The Internal Revenue Service is reducing the number of people who serve on its Advisory Committee on Tax Exempt and Government Entities and changing the committee’s focus.

The committee, known as ACT for short, currently has 21 members, but the IRS said Tuesday it will not be filling six upcoming vacancies, decreasing the number of members to 15 beginning in June 2016.

The IRS said it would also shift some of the committee’s legal work to the Office of Chief Counsel. A shift in priorities of the IRS’s Tax Exempt and Government Entities Division is another reason for the changes to the committee.

The Advisory Committee on Tax Exempt and Government Entities, or ACT, provides an organized public forum for members of the tax-exempt and government entities communities to discuss important tax issues of the day with IRS officials. ACT members provide observations about current or proposed IRS policies, programs and procedures, and suggest improvements through a yearly final report.

Going forward, the ACT’s focus will be on tax administration issues in general encountered TE/GE-wide. ACT's prior focus was more compartmentalized with five subcommittees representing each of the five TE/GE functions (Employee Plans, Exempt Organizations, Federal, State and Local Governments, Indian Tribal Governments, and Tax Exempt Bonds).

ACT's previous charter provided two-year terms for members, with an option to extend it by one additional year. ACT’s current charter, which took effect as of May 2015, provides for a flat three-year term. All current members came in under the previous charter.

"We’d like to thank current and past ACT members for their tireless work and contributions to tax administration,” said TE/GE Commissioner Sunita Lough in a statement. “The key communities have benefitted greatly from the efforts of ACT members.”

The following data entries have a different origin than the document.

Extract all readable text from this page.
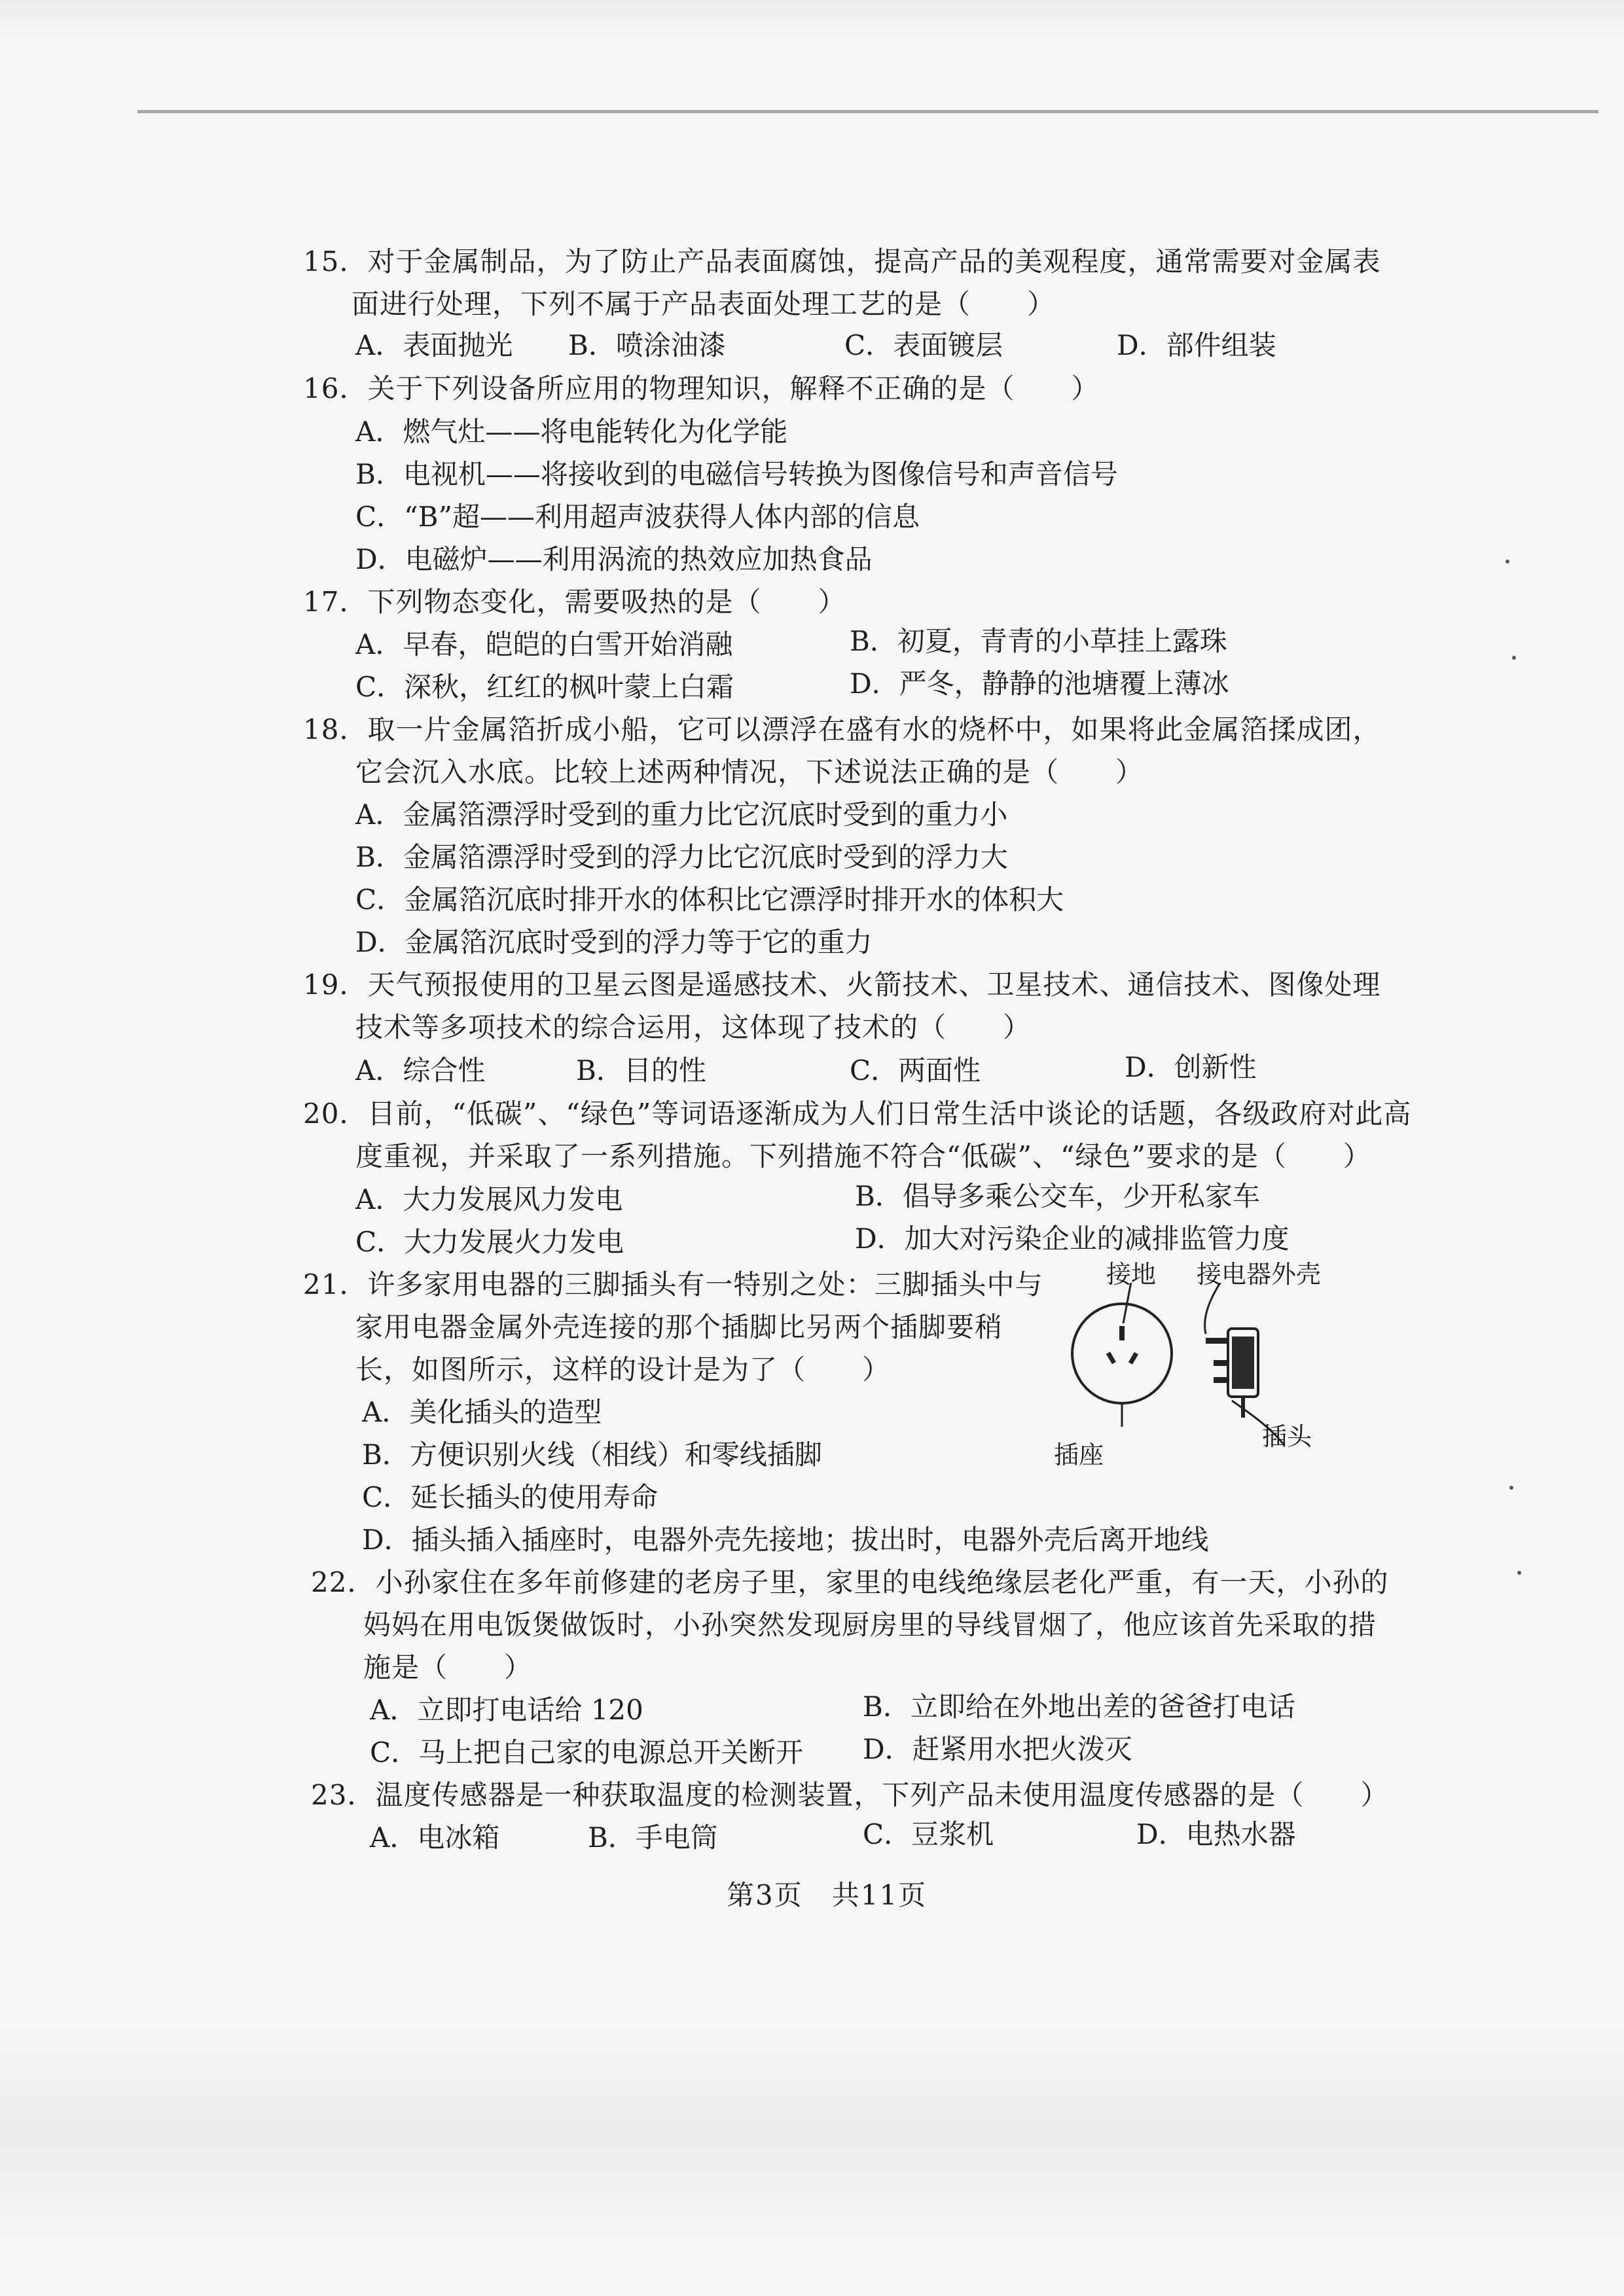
15．对于金属制品，为了防止产品表面腐蚀，提高产品的美观程度，通常需要对金属表
面进行处理，下列不属于产品表面处理工艺的是（　　）
A．表面抛光 B．喷涂油漆	C．表面镀层	D．部件组装
16．关于下列设备所应用的物理知识，解释不正确的是（　　）
A．燃气灶——将电能转化为化学能
B．电视机——将接收到的电磁信号转换为图像信号和声音信号
C．“B”超——利用超声波获得人体内部的信息
D．电磁炉——利用涡流的热效应加热食品
17．下列物态变化，需要吸热的是（　　）
A．早春，皑皑的白雪开始消融	B．初夏，青青的小草挂上露珠
C．深秋，红红的枫叶蒙上白霜	D．严冬，静静的池塘覆上薄冰
18．取一片金属箔折成小船，它可以漂浮在盛有水的烧杯中，如果将此金属箔揉成团，
它会沉入水底。比较上述两种情况，下述说法正确的是（　　）
A．金属箔漂浮时受到的重力比它沉底时受到的重力小
B．金属箔漂浮时受到的浮力比它沉底时受到的浮力大
C．金属箔沉底时排开水的体积比它漂浮时排开水的体积大
D．金属箔沉底时受到的浮力等于它的重力
19．天气预报使用的卫星云图是遥感技术、火箭技术、卫星技术、通信技术、图像处理
技术等多项技术的综合运用，这体现了技术的（　　）
A．综合性	B．目的性	C．两面性	D．创新性
20．目前，“低碳”、“绿色”等词语逐渐成为人们日常生活中谈论的话题，各级政府对此高
度重视，并采取了一系列措施。下列措施不符合“低碳”、“绿色”要求的是（　　）
A．大力发展风力发电	B．倡导多乘公交车，少开私家车
C．大力发展火力发电	D．加大对污染企业的减排监管力度
21．许多家用电器的三脚插头有一特别之处：三脚插头中与
家用电器金属外壳连接的那个插脚比另两个插脚要稍
长，如图所示，这样的设计是为了（　　）
A．美化插头的造型
B．方便识别火线（相线）和零线插脚
C．延长插头的使用寿命
D．插头插入插座时，电器外壳先接地；拔出时，电器外壳后离开地线
接地 接电器外壳
插座
插头
22．小孙家住在多年前修建的老房子里，家里的电线绝缘层老化严重，有一天，小孙的
妈妈在用电饭煲做饭时，小孙突然发现厨房里的导线冒烟了，他应该首先采取的措
施是（　　）
A．立即打电话给 120	B．立即给在外地出差的爸爸打电话
C．马上把自己家的电源总开关断开 D．赶紧用水把火泼灭
23．温度传感器是一种获取温度的检测装置，下列产品未使用温度传感器的是（　　）
A．电冰箱	B．手电筒	C．豆浆机	D．电热水器
第3页　共11页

The TE/GE Priorities for Fiscal Year 2016 was released on Oct. 1, 2015. TE/GE’s five key priorities going forward are continuous improvement, knowledge management, risk management, data-driven decision-making and employee engagement.

“It is a good time to review and revise ACT’s focus and better align it with what’s going on within the changing environment of TE/GE,” Lough said. “We will continue to consider more refinements of the ACT structure in coming months and potentially make more changes in 2017. We also remain committed to getting feedback and input from our stakeholders, both operationally within TE/GE and through the ACT.”

The IRS’s Tax-Exempt unit is still recovering from the 2013 scandal that led to the ouster of former Exempt Organizations director Lois Lerner and other top IRS officials. The Treasury Inspector General for Tax Administrations found they used inappropriate terms such as “Tea Party” and “Patriot” to screen applications for tax-exempt status from political groups applying under Section 501(c)4 of the Tax Code, which applies to social welfare organizations. In response to the scandal, the IRS announced expedited procedures allowing groups to receive determination letters within two weeks if they certify they devote 60 percent or more of both their spending and time on activities that promote social welfare as defined by Section 501(c)(4). At the same time, they must certify that political campaign intervention involves less than 40 percent of both their spending and time.

Separately on Tuesday, the IRS issued Notice 2016-09, extending the date by which social welfare organizations must notify the IRS of their intent to operate under Section 501(c)(4), as required by a new Section 506, which was added to the Tax Code by the Protecting Americans from Tax Hikes Act of 2015, the tax extenders legislation that Congress passed last month. 

With respect to the separate process by which an organization may, at its option, request a determination that it qualifies for Section 501(c)(4) tax-exempt status, the Notice states that organizations seeking IRS recognition of Section 501(c)(4) status should continue using Form 1024, “Application for Recognition of Exemption Under Section 501(a),” until further guidance is issued and clarifies that the filing of Form 1024 will not relieve an organization of the requirement to submit the Section 506 notification.

Section 405(a) of the PATH Act added the new Section 506, requiring an organization to notify the IRS of its intent to operate as an organization described in Section 501(c)(4), and amended Sections 6033(f) and 6652(c), relating to required annual information returns by tax-exempt organizations and penalties for failures to file those returns. Section 506 requires a 501(c)4 organization described in section 501(c)(4), no later than 60 days after the organization is established, to notify the Treasury that it is operating as a 501(c)(4) organization. For certain existing organizations, the notification is due no later than June 15, 2016, 180 days after the date of enactment of the PATH Act.